Trustom Pond is a closed lagoon in South Kingstown, Washington County, Rhode Island, United States. It is one of nine coastal lagoons (referred to as "salt ponds" by locals) in southern Rhode Island. It has a surface area of 800 acre, and is the only undeveloped salt pond in the state. The pond averages 1.3 ft deep, and has a salinity level of 5 parts per thousand. It is non-tidal, except when breached by storms. The water directly receives about 219,844,022 USgal of precipitation per year, with an estimated 796,215 USgal in daily groundwater flow. No streams flow into the pond, though a nearby stream "captures water that otherwise would have flowed to Trustom Pond".
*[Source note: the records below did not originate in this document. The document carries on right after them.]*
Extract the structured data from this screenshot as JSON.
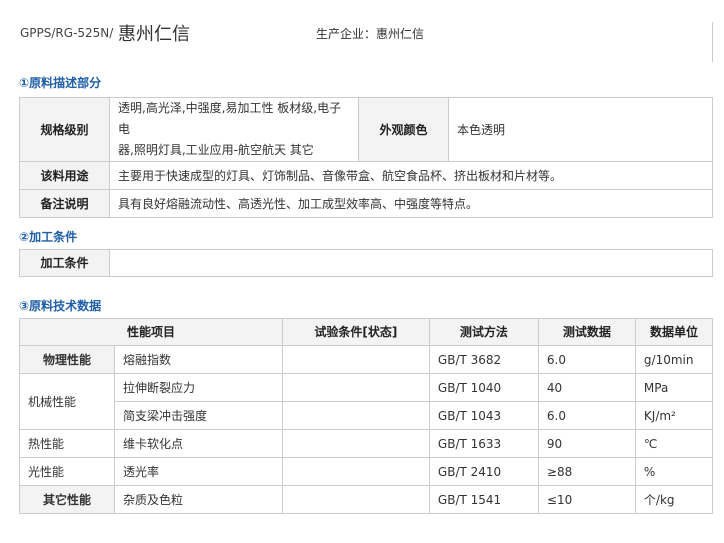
{
  "header": {
    "product_code": "GPPS/RG-525N/",
    "brand": "惠州仁信",
    "manufacturer_label": "生产企业：",
    "manufacturer_value": "惠州仁信"
  },
  "sections": {
    "desc_title": "①原料描述部分",
    "process_title": "②加工条件",
    "tech_title": "③原料技术数据"
  },
  "description": {
    "spec_label": "规格级别",
    "spec_value_line1": "透明,高光泽,中强度,易加工性 板材级,电子电",
    "spec_value_line2": "器,照明灯具,工业应用-航空航天 其它",
    "appearance_label": "外观颜色",
    "appearance_value": "本色透明",
    "use_label": "该料用途",
    "use_value": "主要用于快速成型的灯具、灯饰制品、音像带盒、航空食品杯、挤出板材和片材等。",
    "note_label": "备注说明",
    "note_value": "具有良好熔融流动性、高透光性、加工成型效率高、中强度等特点。"
  },
  "processing": {
    "label": "加工条件",
    "value": ""
  },
  "tech": {
    "headers": [
      "性能项目",
      "试验条件[状态]",
      "测试方法",
      "测试数据",
      "数据单位"
    ],
    "rows": [
      {
        "category": "物理性能",
        "item": "熔融指数",
        "condition": "",
        "method": "GB/T 3682",
        "data": "6.0",
        "unit": "g/10min"
      },
      {
        "category": "机械性能",
        "item": "拉伸断裂应力",
        "condition": "",
        "method": "GB/T 1040",
        "data": "40",
        "unit": "MPa"
      },
      {
        "category": "",
        "item": "简支梁冲击强度",
        "condition": "",
        "method": "GB/T 1043",
        "data": "6.0",
        "unit": "KJ/m²"
      },
      {
        "category": "热性能",
        "item": "维卡软化点",
        "condition": "",
        "method": "GB/T 1633",
        "data": "90",
        "unit": "℃"
      },
      {
        "category": "光性能",
        "item": "透光率",
        "condition": "",
        "method": "GB/T 2410",
        "data": "≥88",
        "unit": "%"
      },
      {
        "category": "其它性能",
        "item": "杂质及色粒",
        "condition": "",
        "method": "GB/T 1541",
        "data": "≤10",
        "unit": "个/kg"
      }
    ]
  }
}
Trustom Pond National Wildlife Refuge is a National Wildlife Refuge, inhabited by an estimated 300 species of birds, as well as some 40 species of mammals and 20 species of reptiles and amphibians. As such, it is a popular bird-watching destination. The piping plover inhabits the site. In 1974, 365 acre of land were donated to the U.S. Fish and Wildlife Service; subsequent donations and purchases raised the protected area to 787 acre. In 2010, the wildlife refuge received approximately 70,000 visitors. Trustom Pond NWR includes 3 mi of nature trails. Habitat areas within Trustom Pond NWR include fields, shrubland, woodland, freshwater pond, saltwater ponds, beaches, and sand dunes. Wildlife managers create breachways to the Block Island Sound, lowering water levels and creating mudflats which become feeding areas for waders.